This is an automated email from the ASF dual-hosted git repository.
alamb pushed a commit to branch master
in repository https://gitbox.apache.org/repos/asf/arrow-datafusion.git
The following commit(s) were added to refs/heads/master by this push:
new fecce97 Lazy TempDir creation in DiskManager (#1695)
fecce97 is described below
commit fecce97b519cbdaa16c9974af58bb12d9d73d327
Author: Andrew Lamb <[email protected]>
AuthorDate: Sun Jan 30 08:18:09 2022 -0500
Lazy TempDir creation in DiskManager (#1695)
---
datafusion/src/execution/disk_manager.rs | 99 +++++++++++++++++++++++---------
1 file changed, 73 insertions(+), 26 deletions(-)

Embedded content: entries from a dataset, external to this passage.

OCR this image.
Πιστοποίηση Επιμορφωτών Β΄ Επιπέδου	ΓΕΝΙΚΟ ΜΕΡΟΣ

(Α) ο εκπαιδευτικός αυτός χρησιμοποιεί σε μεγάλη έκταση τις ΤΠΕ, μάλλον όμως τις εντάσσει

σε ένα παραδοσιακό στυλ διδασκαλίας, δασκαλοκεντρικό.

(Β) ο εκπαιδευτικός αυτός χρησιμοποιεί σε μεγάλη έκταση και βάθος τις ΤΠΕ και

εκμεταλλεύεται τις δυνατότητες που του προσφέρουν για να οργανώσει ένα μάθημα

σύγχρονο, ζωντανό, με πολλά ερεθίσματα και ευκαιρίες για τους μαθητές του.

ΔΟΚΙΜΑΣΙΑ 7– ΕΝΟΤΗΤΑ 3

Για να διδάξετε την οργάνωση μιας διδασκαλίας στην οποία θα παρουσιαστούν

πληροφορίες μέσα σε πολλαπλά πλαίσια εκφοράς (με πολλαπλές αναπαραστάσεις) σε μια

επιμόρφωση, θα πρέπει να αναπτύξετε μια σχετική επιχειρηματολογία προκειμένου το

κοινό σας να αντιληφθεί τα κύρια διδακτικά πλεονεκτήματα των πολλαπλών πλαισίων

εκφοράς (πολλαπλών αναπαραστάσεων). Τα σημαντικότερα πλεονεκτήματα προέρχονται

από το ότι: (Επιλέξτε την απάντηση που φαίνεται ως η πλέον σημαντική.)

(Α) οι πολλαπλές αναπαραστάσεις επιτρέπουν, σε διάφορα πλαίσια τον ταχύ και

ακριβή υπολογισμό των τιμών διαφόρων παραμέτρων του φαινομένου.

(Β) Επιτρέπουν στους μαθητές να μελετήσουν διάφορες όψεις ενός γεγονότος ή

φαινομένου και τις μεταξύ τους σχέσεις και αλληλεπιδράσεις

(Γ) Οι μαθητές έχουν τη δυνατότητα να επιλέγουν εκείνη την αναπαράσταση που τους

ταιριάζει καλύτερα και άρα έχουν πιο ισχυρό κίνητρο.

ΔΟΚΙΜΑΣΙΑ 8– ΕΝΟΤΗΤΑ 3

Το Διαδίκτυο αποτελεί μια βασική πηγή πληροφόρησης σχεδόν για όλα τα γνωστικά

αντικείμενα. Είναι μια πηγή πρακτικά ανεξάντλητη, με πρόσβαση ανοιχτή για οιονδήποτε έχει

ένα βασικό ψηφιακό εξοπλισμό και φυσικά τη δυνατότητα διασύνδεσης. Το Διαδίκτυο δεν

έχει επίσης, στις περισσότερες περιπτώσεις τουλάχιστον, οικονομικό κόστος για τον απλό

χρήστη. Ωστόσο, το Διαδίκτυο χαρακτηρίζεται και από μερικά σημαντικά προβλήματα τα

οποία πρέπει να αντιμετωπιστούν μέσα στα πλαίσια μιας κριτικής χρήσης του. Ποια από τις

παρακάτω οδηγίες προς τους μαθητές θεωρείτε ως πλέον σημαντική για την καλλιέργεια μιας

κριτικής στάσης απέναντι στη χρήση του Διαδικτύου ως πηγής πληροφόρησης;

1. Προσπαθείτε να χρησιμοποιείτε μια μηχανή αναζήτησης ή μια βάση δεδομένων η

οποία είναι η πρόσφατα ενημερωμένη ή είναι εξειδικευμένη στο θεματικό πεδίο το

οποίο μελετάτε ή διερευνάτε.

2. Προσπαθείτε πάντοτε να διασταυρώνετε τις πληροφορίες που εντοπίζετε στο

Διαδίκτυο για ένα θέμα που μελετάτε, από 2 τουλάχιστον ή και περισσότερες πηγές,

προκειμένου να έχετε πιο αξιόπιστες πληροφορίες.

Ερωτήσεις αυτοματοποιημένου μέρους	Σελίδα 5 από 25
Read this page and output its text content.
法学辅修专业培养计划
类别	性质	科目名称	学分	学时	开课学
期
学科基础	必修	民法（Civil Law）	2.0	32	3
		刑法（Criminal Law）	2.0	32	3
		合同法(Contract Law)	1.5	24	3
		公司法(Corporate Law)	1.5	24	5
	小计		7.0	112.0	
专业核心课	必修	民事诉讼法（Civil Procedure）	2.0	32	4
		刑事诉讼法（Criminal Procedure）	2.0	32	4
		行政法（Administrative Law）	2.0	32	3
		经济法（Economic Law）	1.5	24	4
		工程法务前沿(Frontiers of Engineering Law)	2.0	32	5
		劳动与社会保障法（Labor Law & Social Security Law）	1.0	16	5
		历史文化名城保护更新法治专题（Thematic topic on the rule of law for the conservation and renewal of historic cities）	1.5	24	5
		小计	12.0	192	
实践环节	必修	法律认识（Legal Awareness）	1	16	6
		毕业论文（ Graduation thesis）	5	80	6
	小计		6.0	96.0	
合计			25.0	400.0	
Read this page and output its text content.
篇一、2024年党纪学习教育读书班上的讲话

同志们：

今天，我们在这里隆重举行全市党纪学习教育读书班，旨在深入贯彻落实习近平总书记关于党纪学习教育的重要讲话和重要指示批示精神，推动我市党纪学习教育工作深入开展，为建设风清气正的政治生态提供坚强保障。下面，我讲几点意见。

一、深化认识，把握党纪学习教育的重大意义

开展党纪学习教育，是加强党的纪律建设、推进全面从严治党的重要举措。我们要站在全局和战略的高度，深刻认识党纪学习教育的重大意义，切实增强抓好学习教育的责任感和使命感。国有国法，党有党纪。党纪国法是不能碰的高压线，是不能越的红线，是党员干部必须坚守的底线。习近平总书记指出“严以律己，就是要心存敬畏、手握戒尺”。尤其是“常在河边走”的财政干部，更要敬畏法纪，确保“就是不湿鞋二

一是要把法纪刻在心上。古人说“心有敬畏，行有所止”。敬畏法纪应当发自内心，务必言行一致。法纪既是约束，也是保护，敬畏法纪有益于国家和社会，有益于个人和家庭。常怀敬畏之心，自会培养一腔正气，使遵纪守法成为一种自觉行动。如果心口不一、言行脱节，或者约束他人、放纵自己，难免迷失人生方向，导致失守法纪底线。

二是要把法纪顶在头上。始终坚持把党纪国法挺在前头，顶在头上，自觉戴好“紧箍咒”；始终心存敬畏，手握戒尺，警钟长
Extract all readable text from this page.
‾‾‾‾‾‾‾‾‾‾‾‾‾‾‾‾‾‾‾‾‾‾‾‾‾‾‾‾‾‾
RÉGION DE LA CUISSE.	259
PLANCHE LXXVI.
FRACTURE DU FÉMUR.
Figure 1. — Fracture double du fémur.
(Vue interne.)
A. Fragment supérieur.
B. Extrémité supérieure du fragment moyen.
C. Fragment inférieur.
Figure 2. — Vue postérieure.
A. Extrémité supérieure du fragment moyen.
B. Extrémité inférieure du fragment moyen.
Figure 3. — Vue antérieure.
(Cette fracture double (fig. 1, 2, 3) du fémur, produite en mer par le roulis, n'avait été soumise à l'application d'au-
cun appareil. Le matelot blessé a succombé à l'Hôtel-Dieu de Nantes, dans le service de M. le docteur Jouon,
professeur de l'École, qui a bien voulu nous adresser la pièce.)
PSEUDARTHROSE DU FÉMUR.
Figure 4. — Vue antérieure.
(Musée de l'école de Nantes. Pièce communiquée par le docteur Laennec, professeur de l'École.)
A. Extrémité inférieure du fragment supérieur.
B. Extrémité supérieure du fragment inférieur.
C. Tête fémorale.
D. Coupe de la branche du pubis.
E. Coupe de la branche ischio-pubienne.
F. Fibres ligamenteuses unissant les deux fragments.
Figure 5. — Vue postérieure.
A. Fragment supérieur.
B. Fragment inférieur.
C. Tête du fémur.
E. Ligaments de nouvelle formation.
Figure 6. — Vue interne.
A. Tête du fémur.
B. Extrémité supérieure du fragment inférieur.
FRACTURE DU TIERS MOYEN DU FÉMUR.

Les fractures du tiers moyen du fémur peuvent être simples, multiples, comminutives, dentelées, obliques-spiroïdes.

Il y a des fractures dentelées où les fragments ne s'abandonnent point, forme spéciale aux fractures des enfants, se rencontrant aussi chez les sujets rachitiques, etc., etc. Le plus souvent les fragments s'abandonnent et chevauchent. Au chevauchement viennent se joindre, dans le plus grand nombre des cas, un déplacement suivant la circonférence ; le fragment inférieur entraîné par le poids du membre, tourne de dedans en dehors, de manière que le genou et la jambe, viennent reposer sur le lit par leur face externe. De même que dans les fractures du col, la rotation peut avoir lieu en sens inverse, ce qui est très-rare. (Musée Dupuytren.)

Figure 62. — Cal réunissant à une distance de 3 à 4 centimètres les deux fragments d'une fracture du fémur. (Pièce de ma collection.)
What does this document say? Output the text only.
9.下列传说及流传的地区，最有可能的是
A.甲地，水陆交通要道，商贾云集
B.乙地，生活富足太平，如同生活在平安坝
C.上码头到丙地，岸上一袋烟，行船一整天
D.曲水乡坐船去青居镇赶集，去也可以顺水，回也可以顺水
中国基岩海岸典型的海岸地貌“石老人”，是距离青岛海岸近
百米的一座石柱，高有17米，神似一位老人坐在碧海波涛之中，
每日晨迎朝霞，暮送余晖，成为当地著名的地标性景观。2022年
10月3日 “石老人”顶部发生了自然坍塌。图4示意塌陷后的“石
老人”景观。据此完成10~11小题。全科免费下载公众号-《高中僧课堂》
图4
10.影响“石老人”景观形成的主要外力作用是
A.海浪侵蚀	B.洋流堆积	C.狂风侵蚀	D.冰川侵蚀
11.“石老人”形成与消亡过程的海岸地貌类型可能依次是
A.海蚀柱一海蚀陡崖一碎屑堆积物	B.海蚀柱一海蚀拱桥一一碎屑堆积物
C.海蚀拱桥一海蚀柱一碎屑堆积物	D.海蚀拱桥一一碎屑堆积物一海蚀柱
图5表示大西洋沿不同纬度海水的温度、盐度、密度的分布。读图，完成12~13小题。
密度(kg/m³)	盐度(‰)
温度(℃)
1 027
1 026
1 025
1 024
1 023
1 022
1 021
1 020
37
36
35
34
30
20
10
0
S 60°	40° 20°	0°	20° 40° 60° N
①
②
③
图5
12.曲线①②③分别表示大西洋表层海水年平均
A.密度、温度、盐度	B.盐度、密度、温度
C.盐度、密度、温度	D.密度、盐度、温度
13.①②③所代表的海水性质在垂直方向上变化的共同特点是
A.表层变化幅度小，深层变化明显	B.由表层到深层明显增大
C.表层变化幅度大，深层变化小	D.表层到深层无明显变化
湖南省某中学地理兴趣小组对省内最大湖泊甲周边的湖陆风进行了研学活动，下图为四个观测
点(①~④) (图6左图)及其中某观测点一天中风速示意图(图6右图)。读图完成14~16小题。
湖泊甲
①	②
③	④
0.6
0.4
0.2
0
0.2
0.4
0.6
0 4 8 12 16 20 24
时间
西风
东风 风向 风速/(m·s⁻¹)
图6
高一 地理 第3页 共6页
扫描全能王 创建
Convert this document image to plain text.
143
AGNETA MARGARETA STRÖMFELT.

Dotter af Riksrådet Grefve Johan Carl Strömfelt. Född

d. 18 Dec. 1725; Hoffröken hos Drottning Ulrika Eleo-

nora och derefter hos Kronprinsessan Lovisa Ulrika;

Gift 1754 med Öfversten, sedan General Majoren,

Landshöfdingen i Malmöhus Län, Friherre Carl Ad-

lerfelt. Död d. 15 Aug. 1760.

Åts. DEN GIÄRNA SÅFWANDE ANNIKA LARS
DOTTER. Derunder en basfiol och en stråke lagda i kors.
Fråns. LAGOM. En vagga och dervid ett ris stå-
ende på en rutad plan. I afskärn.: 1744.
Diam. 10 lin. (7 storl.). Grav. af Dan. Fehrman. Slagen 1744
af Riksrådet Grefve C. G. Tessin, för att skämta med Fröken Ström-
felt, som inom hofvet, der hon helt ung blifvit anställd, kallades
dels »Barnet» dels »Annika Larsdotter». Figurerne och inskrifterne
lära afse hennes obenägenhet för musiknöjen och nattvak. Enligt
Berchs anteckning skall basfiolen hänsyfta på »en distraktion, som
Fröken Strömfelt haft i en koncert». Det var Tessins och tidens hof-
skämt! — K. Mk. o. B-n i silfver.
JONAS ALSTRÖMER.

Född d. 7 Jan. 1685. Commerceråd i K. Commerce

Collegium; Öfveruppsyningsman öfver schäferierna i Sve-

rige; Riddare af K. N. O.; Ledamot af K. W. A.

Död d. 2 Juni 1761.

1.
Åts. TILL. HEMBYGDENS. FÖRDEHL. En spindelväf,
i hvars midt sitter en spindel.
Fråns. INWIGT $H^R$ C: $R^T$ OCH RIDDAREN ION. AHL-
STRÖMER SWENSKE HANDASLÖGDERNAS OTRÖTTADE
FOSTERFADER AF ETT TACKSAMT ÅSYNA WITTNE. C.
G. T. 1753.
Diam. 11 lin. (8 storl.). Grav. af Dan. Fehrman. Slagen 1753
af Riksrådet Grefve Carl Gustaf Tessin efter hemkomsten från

diff --git a/datafusion/src/execution/disk_manager.rs
b/datafusion/src/execution/disk_manager.rs
index 31565fe..4486f53 100644
--- a/datafusion/src/execution/disk_manager.rs
+++ b/datafusion/src/execution/disk_manager.rs
@@ -21,8 +21,8 @@
use crate::error::{DataFusionError, Result};
use log::debug;
use rand::{thread_rng, Rng};
-use std::path::PathBuf;
use std::sync::Arc;
+use std::{path::PathBuf, sync::Mutex};
use tempfile::{Builder, NamedTempFile, TempDir};
/// Configuration for temporary disk access
@@ -67,7 +67,9 @@ impl DiskManagerConfig {
/// while processing dataset larger than available memory.
#[derive(Debug)]
pub struct DiskManager {
- local_dirs: Vec<TempDir>,
+ /// TempDirs to put temporary files in. A new OS specified
+ /// temporary directory will be created if this list is empty.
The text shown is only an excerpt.